PoS consensus — Scholarly debate

PoS staking is subject to an unresolved scholarly debate: participation in network fees (mudaraba, permissible) or interest on locked capital (riba)? → Doubtful status by precaution (ihtiyat).

Guaranteed fixed staking yield

A staking yield guaranteed independently of network performance is analogous to riba. To be distinguished from variable participatory staking.

Gharar — Algorithmic stablecoins

Stablecoins without audited reserves (pure algorithmic mechanism) carry excessive gharar (uncertainty) regarding their stability and future value.

Riba-bearing reserve instruments

If more than 50% of a protocol's reserves are invested in government bonds or conventional bonds → not halal. Between 20% and 50% → doubtful. AAOIFI Standard 21.

Audited physical gold-backed token

A token representing ownership rights over physical gold, audited by an independent third party, is analogous to a sila' certificate → explicitly halal per AAOIFI Std 57.

Excessive centralisation

When a single entity controls more than 50% of tokens or can unilaterally modify protocol rules, the gharar on the asset itself is high → doubtful.

Sources and references

  • AAOIFI — Accounting and Auditing Organization for Islamic Financial Institutions (Standards 1-62)
  • OIC Islamic Fiqh Academy — Resolutions on modern financial instruments
  • Reference scholars: Sheikh Yusuf Al-Qaradawi, Sheikh Taqi Usmani, Sheikh Abdullah Al-Manī', Mufti Faraz Adam

HalalStack Methodology v1.0 — May 2026

Data enrichment cascade

To produce its verdicts, HalalStack collects public factual data via a free cascade: CoinGecko → DefiLlama → GeckoTerminal.

The halal / haram / doubtful verdict is 100% deterministic. It results from the application of rules R1–R11 AAOIFI (v1.0.0) to the collected data. No artificial intelligence intervenes in the verdict itself.

AI is used exclusively to extract structured categories and descriptions from raw data. It does not produce any halal/haram judgment.

This objective and non-personalised nature allows HalalStack to remain within the scope of financial information (AMF Position No. 2018-03 §5) and not investment advice.
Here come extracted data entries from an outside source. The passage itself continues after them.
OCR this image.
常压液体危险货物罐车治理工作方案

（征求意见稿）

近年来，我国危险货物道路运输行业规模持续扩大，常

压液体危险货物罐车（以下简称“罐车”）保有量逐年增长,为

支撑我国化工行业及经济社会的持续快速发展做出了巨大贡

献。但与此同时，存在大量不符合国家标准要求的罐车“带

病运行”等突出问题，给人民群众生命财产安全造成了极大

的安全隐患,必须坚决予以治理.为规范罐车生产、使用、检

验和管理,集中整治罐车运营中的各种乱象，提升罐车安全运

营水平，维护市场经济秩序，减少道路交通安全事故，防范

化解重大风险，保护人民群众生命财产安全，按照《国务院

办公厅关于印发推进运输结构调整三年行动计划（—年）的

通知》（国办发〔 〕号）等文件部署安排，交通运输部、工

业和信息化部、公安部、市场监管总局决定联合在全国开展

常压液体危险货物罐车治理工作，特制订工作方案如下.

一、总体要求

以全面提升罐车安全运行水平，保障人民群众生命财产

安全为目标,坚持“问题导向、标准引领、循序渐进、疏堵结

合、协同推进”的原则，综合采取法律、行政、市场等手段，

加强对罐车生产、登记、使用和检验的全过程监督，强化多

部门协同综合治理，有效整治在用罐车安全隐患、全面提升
To challenge a classification or report a data error: methodology@halalstack.app

Limitations and disclaimers

HalalStack does not issue fatwas. Our analyses are decision-support tools based on recognised sources.
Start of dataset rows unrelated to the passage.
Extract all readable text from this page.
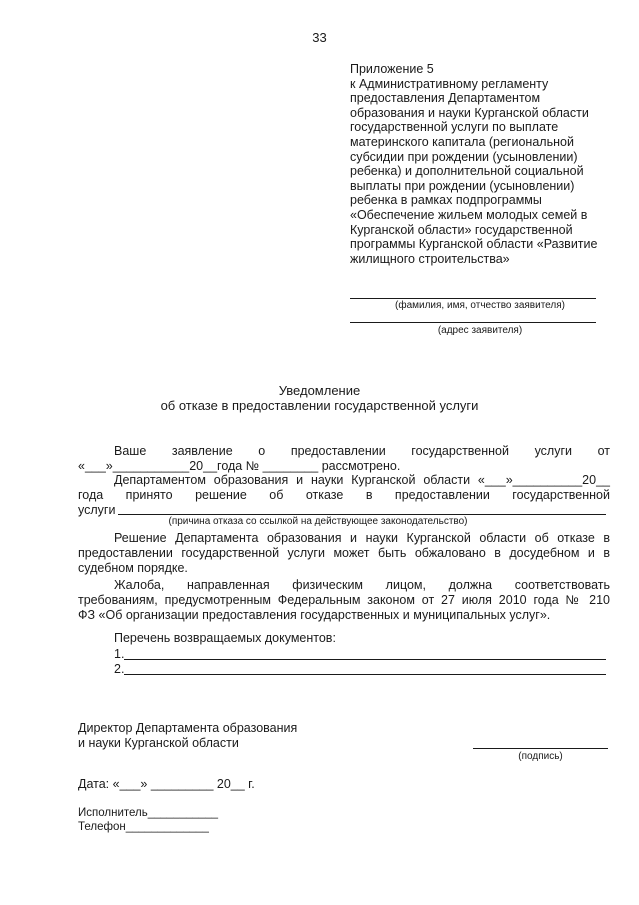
33
Приложение 5
к Административному регламенту
предоставления Департаментом
образования и науки Курганской области
государственной услуги по выплате
материнского капитала (региональной
субсидии при рождении (усыновлении)
ребенка) и дополнительной социальной
выплаты при рождении (усыновлении)
ребенка в рамках подпрограммы
«Обеспечение жильем молодых семей в
Курганской области» государственной
программы Курганской области «Развитие
жилищного строительства»
(фамилия, имя, отчество заявителя)
(адрес заявителя)
Уведомление
об отказе в предоставлении государственной услуги
Ваше заявление о предоставлении государственной услуги от
«___»___________20__года № ________ рассмотрено.
Департаментом образования и науки Курганской области «___»__________20__
года принято решение об отказе в предоставлении государственной
услуги
(причина отказа со ссылкой на действующее законодательство)
Решение Департамента образования и науки Курганской области об отказе в
предоставлении государственной услуги может быть обжаловано в досудебном и в
судебном порядке.
Жалоба, направленная физическим лицом, должна соответствовать
требованиям, предусмотренным Федеральным законом от 27 июля 2010 года № 210
ФЗ «Об организации предоставления государственных и муниципальных услуг».
Перечень возвращаемых документов:
1.
2.
Директор Департамента образования
и науки Курганской области
(подпись)
Дата: «___» _________ 20__ г.
Исполнитель___________
Телефон_____________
Your personal situation (level of necessity, available alternatives) may modify the application of general rules. Consult a scholar for your specific case.
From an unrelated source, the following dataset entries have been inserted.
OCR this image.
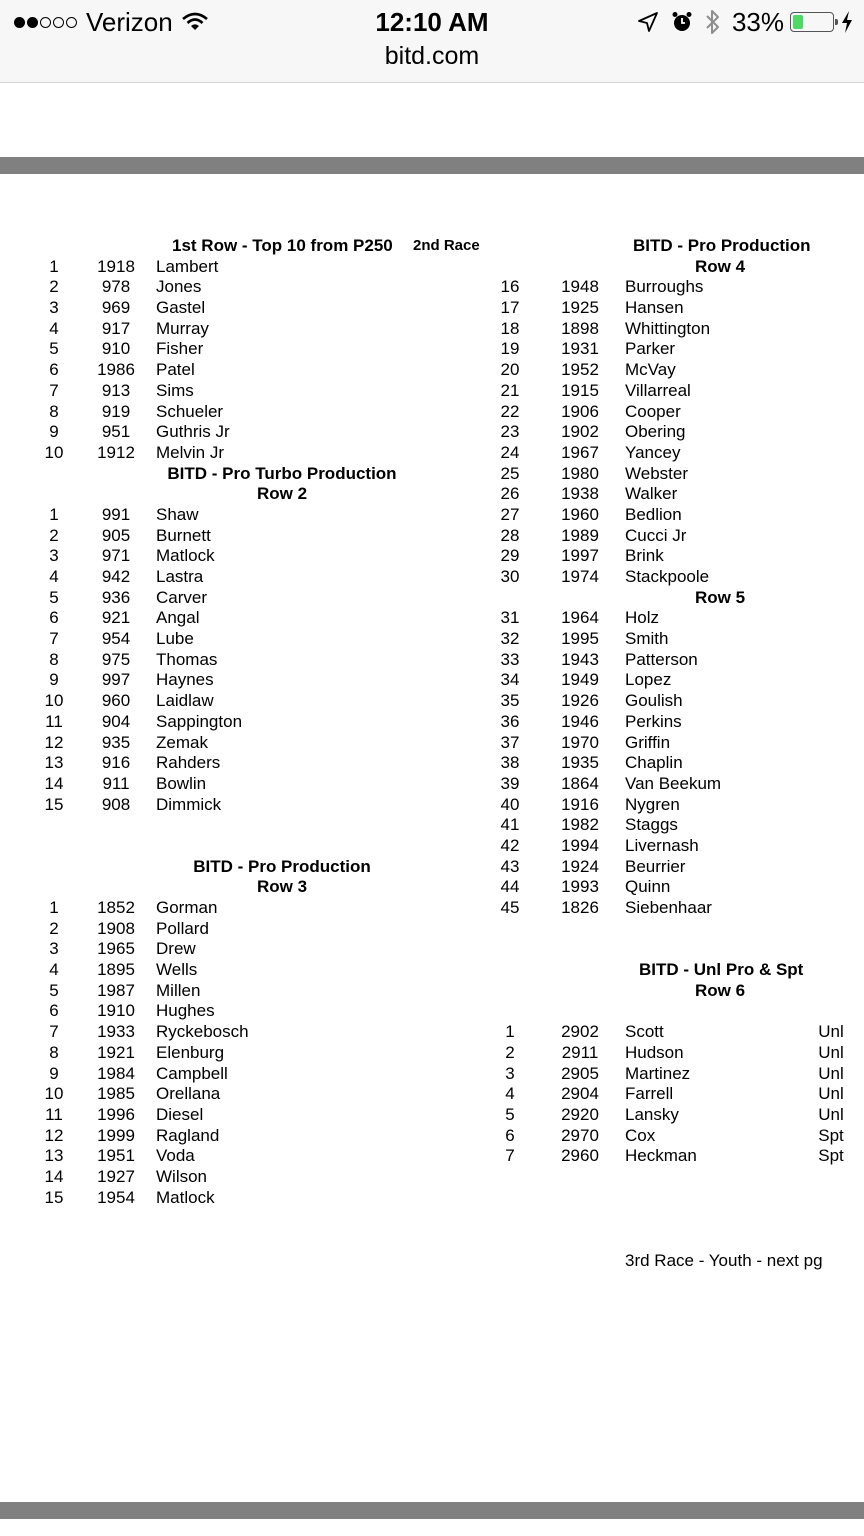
Verizon	12:10 AM
bitd.com
33%
1st Row - Top 10 from P250 2nd Race
1	1918 Lambert
2	978	Jones
3	969	Gastel
4	917	Murray
5	910	Fisher
6	1986 Patel
7	913	Sims
8	919	Schueler
9	951	Guthris Jr
10	1912 Melvin Jr
BITD - Pro Turbo Production
Row 2
1	991	Shaw
2	905	Burnett
3	971	Matlock
4	942	Lastra
5	936	Carver
6	921	Angal
7	954	Lube
8	975	Thomas
9	997	Haynes
10	960	Laidlaw
11	904	Sappington
12	935	Zemak
13	916	Rahders
14	911	Bowlin
15	908	Dimmick
BITD - Pro Production
Row 3
1	1852 Gorman
2	1908 Pollard
3	1965 Drew
4	1895 Wells
5	1987 Millen
6	1910 Hughes
7	1933 Ryckebosch
8	1921 Elenburg
9	1984 Campbell
10	1985 Orellana
11	1996 Diesel
12	1999 Ragland
13	1951 Voda
14	1927 Wilson
15	1954 Matlock
BITD - Pro Production
Row 4
16	1948 Burroughs
17	1925 Hansen
18	1898 Whittington
19	1931 Parker
20	1952 McVay
21	1915 Villarreal
22	1906 Cooper
23	1902 Obering
24	1967 Yancey
25	1980 Webster
26	1938 Walker
27	1960 Bedlion
28	1989 Cucci Jr
29	1997 Brink
30	1974 Stackpoole
Row 5
31	1964 Holz
32	1995 Smith
33	1943 Patterson
34	1949 Lopez
35	1926 Goulish
36	1946 Perkins
37	1970 Griffin
38	1935 Chaplin
39	1864 Van Beekum
40	1916 Nygren
41	1982 Staggs
42	1994 Livernash
43	1924 Beurrier
44	1993 Quinn
45	1826 Siebenhaar
BITD - Unl Pro & Spt
Row 6
1	2902 Scott	Unl
2	2911	Hudson	Unl
3	2905 Martinez	Unl
4	2904 Farrell	Unl
5	2920 Lansky	Unl
6	2970 Cox	Spt
7	2960 Heckman	Spt
3rd Race - Youth - next pg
Jurisprudence on digital assets is rapidly evolving. Our classifications are updated regularly but may not reflect the most recent scholarly developments.

HalalStack disclaims all liability for investment decisions made on the basis of its analyses.

HalalStack is a confessional information tool. Screening verdicts reflect the application of religious criteria (AAOIFI / OCI Fiqh Academy) to factual data. They constitute neither a recommendation to buy or sell, nor investment advice within the meaning of Article L.541-1 of the CMF. HalalStack is not a licensed investment adviser.